Corona Urusan Global, Pemerintah Tepis Usulan PSBB Nasional

Tim detikcom - detikNews
Sabtu, 02 Mei 2020 02:32 WIB
Poster
Ilustrasi (Foto: Edi Wahyono)
Jakarta -

Di tengah pandemi virus Corona (COVID-19), muncul usulan pembatasan sosial berskala besar (PSBB) secara nasional dari epidemiolog Fakultas Kesehatan Masyarakat Universitas Indonesia (FKM UI) Pandu Riono untuk mencegah penularan. Pemerintah menepis usulan itu, sebab virus Corona dinilai masalah dunia.

Hal ini berawal dari Presiden Joko Widodo (Jokowi) mengatakan belum ada kepastian kapan pandemi virus Corona di Indonesia akan berakhir. Pandu Riono menyebut tak ada jalan lain untuk mencegah penularan Corona kecuali melakukan PSBB secara nasional.

"Indonesia belum melaksanakan PSBB, yang melaksanakan Jakarta, Depok, hanya kota-kota yang melakukan, bukan Indonesia," ujar epidemiolog dari FKM UI, Pandu Riono saat dihubungi, Kamis (30/4/2020).

"Indonesia itu adalah dari Sabang sampai Merauke. Jadi, kalau mengimplementasi PSBB yang benar itu lingkupnya nasional. Nggak ada pilihan lain kok. Ngapain diketeng-keteng seperti itu," sambungnya.

Epidemiolog UI Pandu Riono (Dok web situs FKM UI)Epidemiolog UI Pandu Riono (Dok web situs FKM UI)

Pandu menilai jika PSBB hanya dilakukan secara regional, potensi penularan akan terus terjadi. Menurutnya, satu wilayah bisa dikendalikan, namun akan timbul penularan baru karena wilayah lainnya tidak menerapkan PSBB.

"Nanti selesai di satu wilayah, wilayah lain belum selesai.
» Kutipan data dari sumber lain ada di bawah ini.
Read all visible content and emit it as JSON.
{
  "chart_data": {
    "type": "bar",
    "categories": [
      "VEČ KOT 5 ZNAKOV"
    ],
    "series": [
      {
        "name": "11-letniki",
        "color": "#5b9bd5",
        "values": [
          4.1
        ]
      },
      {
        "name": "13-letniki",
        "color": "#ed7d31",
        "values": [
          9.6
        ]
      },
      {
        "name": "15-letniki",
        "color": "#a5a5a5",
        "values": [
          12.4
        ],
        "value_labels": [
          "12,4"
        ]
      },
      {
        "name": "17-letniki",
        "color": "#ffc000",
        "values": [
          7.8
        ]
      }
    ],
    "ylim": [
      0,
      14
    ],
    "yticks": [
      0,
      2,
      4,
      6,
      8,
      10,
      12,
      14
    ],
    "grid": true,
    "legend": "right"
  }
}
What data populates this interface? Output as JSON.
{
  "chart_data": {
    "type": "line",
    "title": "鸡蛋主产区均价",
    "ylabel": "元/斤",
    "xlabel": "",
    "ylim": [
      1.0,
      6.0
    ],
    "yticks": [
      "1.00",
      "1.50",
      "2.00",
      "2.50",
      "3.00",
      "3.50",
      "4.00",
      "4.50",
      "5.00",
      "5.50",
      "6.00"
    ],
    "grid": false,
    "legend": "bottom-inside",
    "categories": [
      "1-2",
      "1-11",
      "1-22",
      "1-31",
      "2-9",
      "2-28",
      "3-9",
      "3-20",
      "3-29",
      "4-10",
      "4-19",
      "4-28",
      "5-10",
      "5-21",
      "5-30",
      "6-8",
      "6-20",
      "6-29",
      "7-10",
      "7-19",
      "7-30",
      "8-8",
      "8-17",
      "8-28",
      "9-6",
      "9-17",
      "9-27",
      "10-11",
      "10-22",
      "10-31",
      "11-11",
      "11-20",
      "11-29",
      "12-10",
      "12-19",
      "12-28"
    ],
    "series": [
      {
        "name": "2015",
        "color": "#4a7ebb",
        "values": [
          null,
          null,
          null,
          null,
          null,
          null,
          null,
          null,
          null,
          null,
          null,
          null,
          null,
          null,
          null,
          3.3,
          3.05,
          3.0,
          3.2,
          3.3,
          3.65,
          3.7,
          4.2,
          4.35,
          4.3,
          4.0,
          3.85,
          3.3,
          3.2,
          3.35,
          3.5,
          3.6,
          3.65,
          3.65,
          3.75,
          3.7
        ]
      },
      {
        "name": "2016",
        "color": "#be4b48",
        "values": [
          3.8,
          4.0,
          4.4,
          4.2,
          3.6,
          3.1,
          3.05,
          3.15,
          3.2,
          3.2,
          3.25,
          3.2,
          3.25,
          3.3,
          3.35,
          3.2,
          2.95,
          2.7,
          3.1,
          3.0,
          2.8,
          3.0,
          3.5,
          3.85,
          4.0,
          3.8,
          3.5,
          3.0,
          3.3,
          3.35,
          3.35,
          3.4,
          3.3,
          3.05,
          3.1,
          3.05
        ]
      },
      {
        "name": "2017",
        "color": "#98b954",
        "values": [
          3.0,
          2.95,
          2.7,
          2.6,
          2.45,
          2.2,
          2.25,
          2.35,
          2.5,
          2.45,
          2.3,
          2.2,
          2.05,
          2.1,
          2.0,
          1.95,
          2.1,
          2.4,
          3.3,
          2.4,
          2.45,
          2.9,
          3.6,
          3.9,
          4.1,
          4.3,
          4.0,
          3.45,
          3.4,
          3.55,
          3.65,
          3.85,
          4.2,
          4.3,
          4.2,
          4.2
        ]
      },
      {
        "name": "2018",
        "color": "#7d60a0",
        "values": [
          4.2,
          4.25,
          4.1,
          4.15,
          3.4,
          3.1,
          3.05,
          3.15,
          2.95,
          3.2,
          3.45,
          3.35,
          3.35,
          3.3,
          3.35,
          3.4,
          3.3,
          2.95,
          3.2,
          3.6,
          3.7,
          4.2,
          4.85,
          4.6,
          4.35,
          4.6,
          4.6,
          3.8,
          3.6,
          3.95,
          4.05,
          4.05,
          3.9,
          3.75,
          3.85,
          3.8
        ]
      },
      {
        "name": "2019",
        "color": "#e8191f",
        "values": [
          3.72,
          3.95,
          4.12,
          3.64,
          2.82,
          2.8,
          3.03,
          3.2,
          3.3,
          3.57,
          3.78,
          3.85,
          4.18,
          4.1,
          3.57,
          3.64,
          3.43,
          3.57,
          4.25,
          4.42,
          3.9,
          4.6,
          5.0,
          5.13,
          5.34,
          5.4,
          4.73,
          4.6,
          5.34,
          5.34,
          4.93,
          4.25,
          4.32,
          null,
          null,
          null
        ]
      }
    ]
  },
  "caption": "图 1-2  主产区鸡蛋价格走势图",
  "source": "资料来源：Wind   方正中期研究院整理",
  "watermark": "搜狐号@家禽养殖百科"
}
Kita kan nggak pernah bisa menyelesaikan masalah. Berpanjang-panjang karena di negara kesatuan masih banyak masalah di berbagai tempat. Karena kalau kita mau menyelesaikan, selesaikan lah secara nasional, walaupun nanti pelaksanaannya pembatasannya bervariasi," kata dia.

Selain itu, Pandu mengatakan PSBB harus dilakaanakan secara ketat oleh lapisan masyarakat. Seperti pembatasan ketat yang dilakukan di lingkungan desa.

"PSBB itu harus berbasis komunitas. Karena masyarakat itu yang bisa melakukan. Misalnya dia membatasi wilayahnya, mengamati warganya. Kalau ada kerusuhan kan langsung masyarakat bikin pintu gerbang, dulu kan ada pintu gerbang. Itu semacam, jangan masuk wilayahnya tanpa diketahui. Nah itu salah satu sebenarnya. Kalau mau sukses jangka panjang itu melakukan pembatasan sosial berbasis masyarakat," tutur Pandu.